Tese aborda implicações da orientação
educacional adotada pela Ordem no Brasil Colônia

A pedagoga Tania Conceição Iglesias em três momentos: no dia da defesa da tese e na Universidade Complutense, em Alcalá de Henares: trabalho de fôlego (Fotos: Divulgação)A historiografia destaca a participação educacional dos jesuítas no Brasil Colônia, mas negligencia a contribuição educativa da Ordem Franciscana desde o achamento do novo território. Educadores pioneiros na Colônia, os franciscanos estabeleceram-se inicialmente sem prévia organização, mas em 1538 já se encontra um ensaio de educação organizada em Santa Catarina que pode ser considerada a primeira experiência escolar do país. A vinda da Companhia de Jesus, a quem é creditada a implantação de escolas no Brasil, só ocorreu formalmente em 1549.

A pedagoga Tania Conceição Iglesias propôs-se a resgatar a contribuição da ordem franciscana para a configuração educacional no período colonial brasileiro. O trabalho, orientado pelo professor Dermeval Saviani, deu origem a uma tese de doutorado de mais de 400 páginas, apresentada na Faculdade de Educação (FE) da Unicamp.

Tania diz que, embora fossem muitos os aspectos determinantes para que a Ordem fosse tomada como objeto de pesquisa, estimulou-lhe a escolha a constatação da sua atuação intensiva no campo evangelizador colonial. Ela acredita que o estudo da história da prática educativa franciscana amplia o conhecimento e a compreensão sobre a sociedade e a educação no Brasil colonial. Afirma que a pesquisa se justifica também e especialmente pela necessidade de alargamento da análise histórica da educação brasileira sob óticas distintas das tradicionais.

Para entender o processo educacional franciscano que chegou às Américas e ao Brasil e as suas motivações políticas, religiosas e filosóficas, ela sentiu necessidade de se remeter a elementos históricos que envolveram a ordem desde a sua fundação. Para tanto, explorou documentos da Santa Sé, da Coroa Espanhola, da Coroa Portuguesa e da Ordem Franciscana encontrados principalmente em instituições situadas em Madri e Andaluzia, na Espanha, onde permaneceu por seis meses graças a uma Bolsa de Mobilidade Social, oferecida pelo Santander. Ela considera que em instituições dessas duas localidades encontram-se os mais importantes documentos sobre o tema e do período estabelecido para estudo.
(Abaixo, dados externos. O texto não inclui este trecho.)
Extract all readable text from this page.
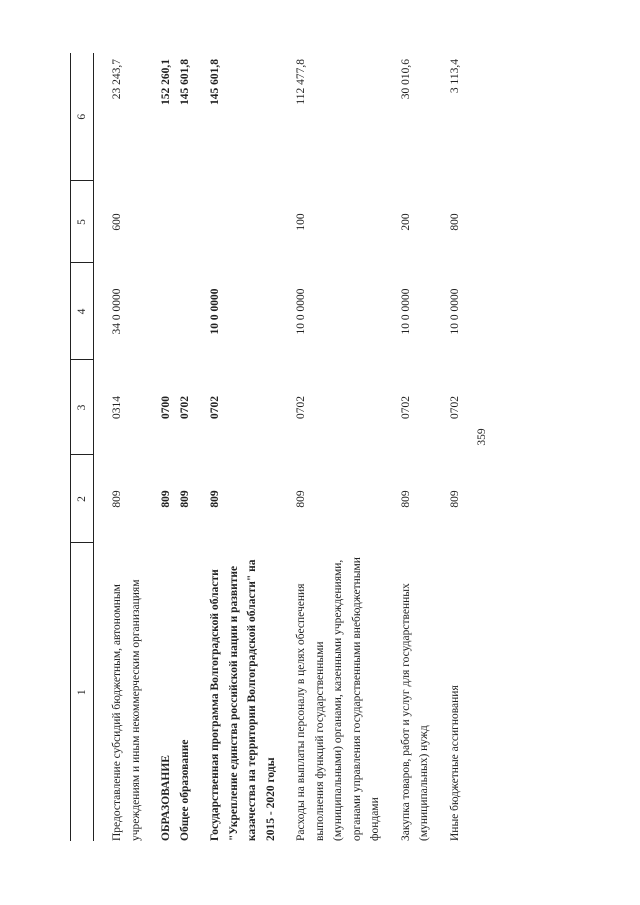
1	2	3	4	5	6
Предоставление субсидий бюджетным, автономным учреждениям и иным некоммерческим организациям	809	0314	34 0 0000	600	23 243,7
ОБРАЗОВАНИЕ	809	0700			152 260,1
Общее образование	809	0702			145 601,8
Государственная программа Волгоградской области "Укрепление единства российской нации и развитие казачества на территории Волгоградской области" на 2015 - 2020 годы	809	0702	10 0 0000		145 601,8
Расходы на выплаты персоналу в целях обеспечения выполнения функций государственными (муниципальными) органами, казенными учреждениями, органами управления государственными внебюджетными фондами	809	0702	10 0 0000	100	112 477,8
Закупка товаров, работ и услуг для государственных (муниципальных) нужд	809	0702	10 0 0000	200	30 010,6
Иные бюджетные ассигнования	809	0702	10 0 0000	800	3 113,4
359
No Brasil, a restrita documentação existente foi compulsada em Petrópolis, graças ao apoio da Ordem, no Instituto Teológico do Rio de Janeiro. Esta etapa do trabalho teve financiamento da Capes.

Embora não considere o trabalho inédito, entende-o original na abordagem, pois os poucos estudos encontrados sobre os franciscanos estabelecem diálogo com a historiografia, enquanto sua preocupação foi com as implicações da orientação educacional adotada por eles no Brasil Colônia.

A pesquisadora lembra que a Ordem dos Frades Menores, conhecida como Ordem dos Franciscanos – fundada por Francisco de Assis, entre 1209 e 1210, com aprovação do papa Inocêncio III – foi a primeira ordem apostólica criada e orientada prioritariamente para a ação missionária, especialmente onde houvesse povos a serem convertidos ao catolicismo.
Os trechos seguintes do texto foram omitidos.